BRUSSELS (Reuters) - The European Commission said Britain must inform the EU executive of its next steps as soon as possible after parliament voted on Saturday to postpone a key vote on a Brexit deal.
“The European Commission takes note of the vote in the House of Commons today,” spokesman Mina Andreeva said on Twitter. “It will be for the UK government to inform us about the next steps as soon as possible.”
British Prime Minister Boris Johnson lost a vote in parliament on Saturday that means he is now obliged to request a postponement to Britain’s departure from the European Union.
A defiant Johnson said he would not negotiate a further delay despite legislation passed earlier that obliges him to write to the European Union seeking a delay beyond Britain’s scheduled departure date of Oct. 31.
On two previous occasions, Britain’s then-prime minister Theresa May wrote to the European Council President Donald Tusk to request an extension. On Saturday, a spokesman for Tusk declined to comment.
National envoys to Brussels of the 27 countries remaining in the European Union after Brexit will convene at 0730 GMT on Sunday to discuss next steps.

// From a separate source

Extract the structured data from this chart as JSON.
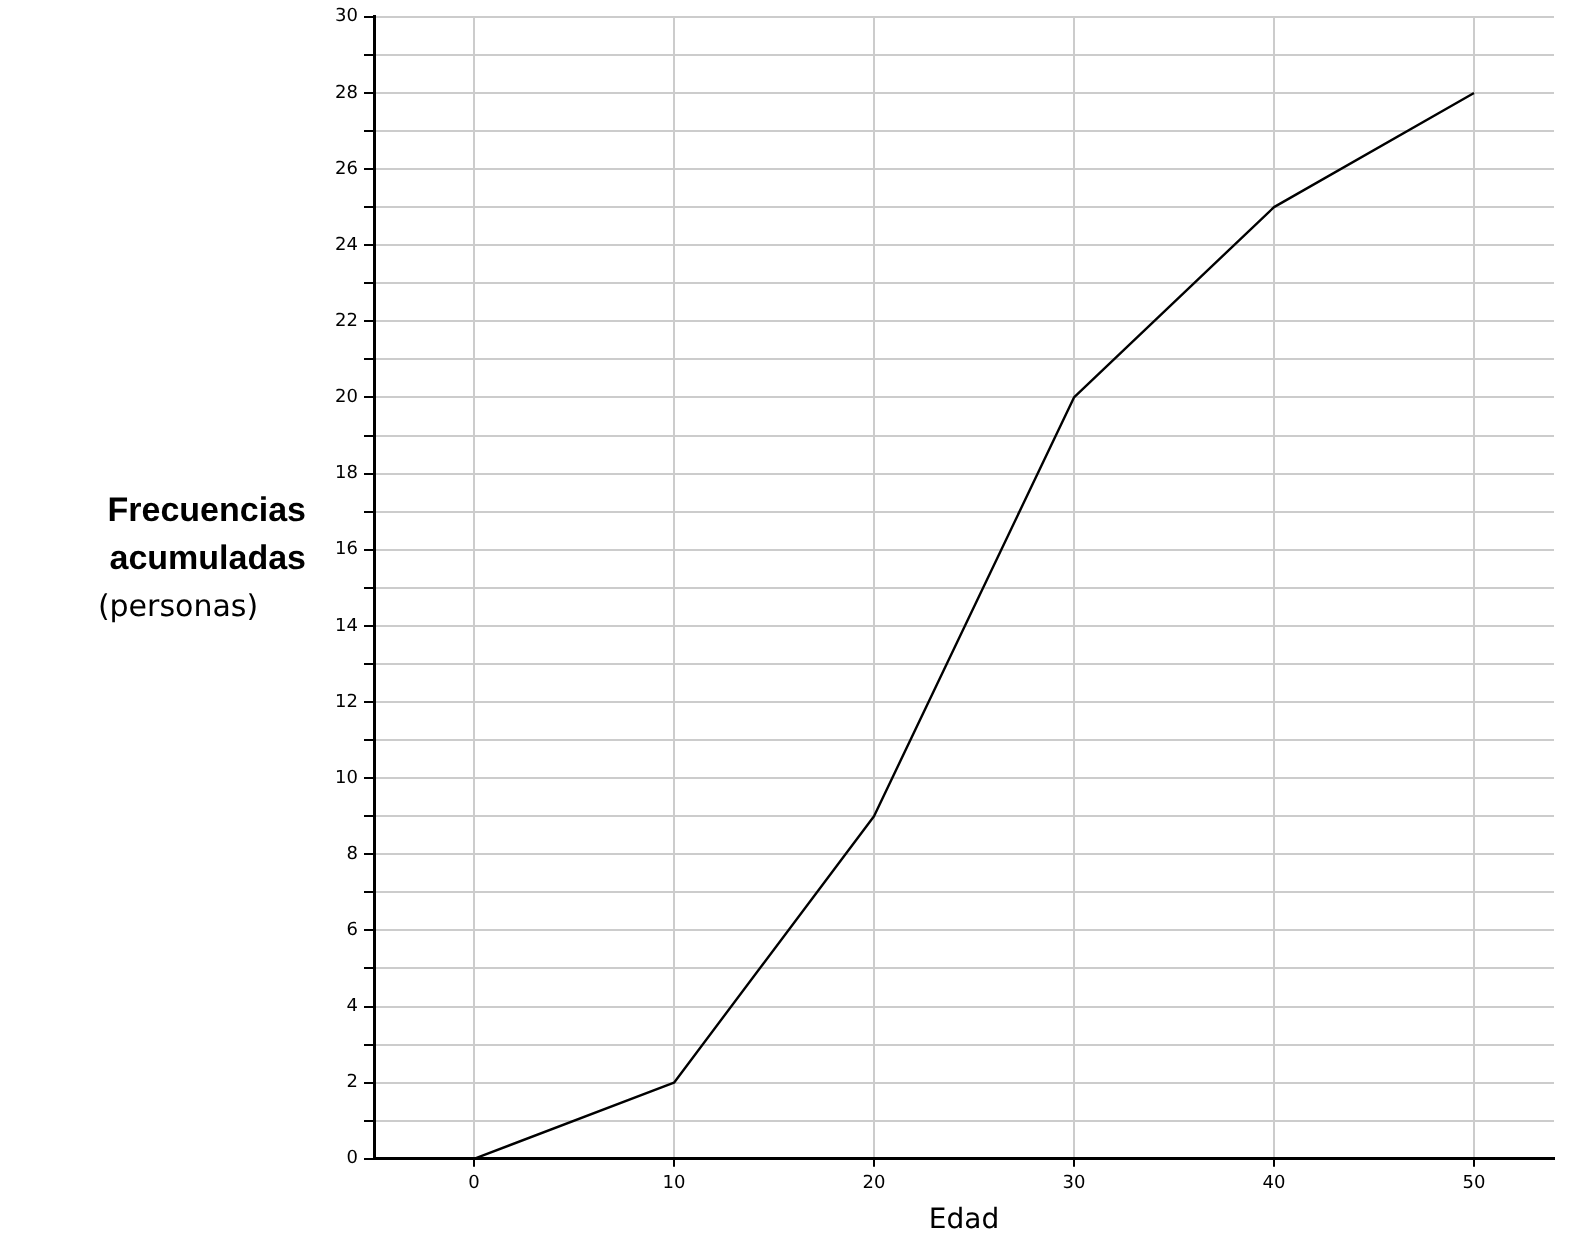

“Poland welcomes today’s House of Commons vote not as a rejection of the Withdrawal Agreement but as postponement of its acceptance,” Prime Minister Mateusz Morawiecki said on Twitter. “Avoiding a chaotic, no-deal Brexit should be our top priority.”
A French diplomatic source said a new Brexit delay was in no one’s interest.
“Whatever happens next, the marches outside the Parliament show just how important a close EU - UK future relationship is,” European lawmaker Guy Verhofstadt, who deals with Brexit, said of a mass rally of anti-Brexit protesters in London on Saturday.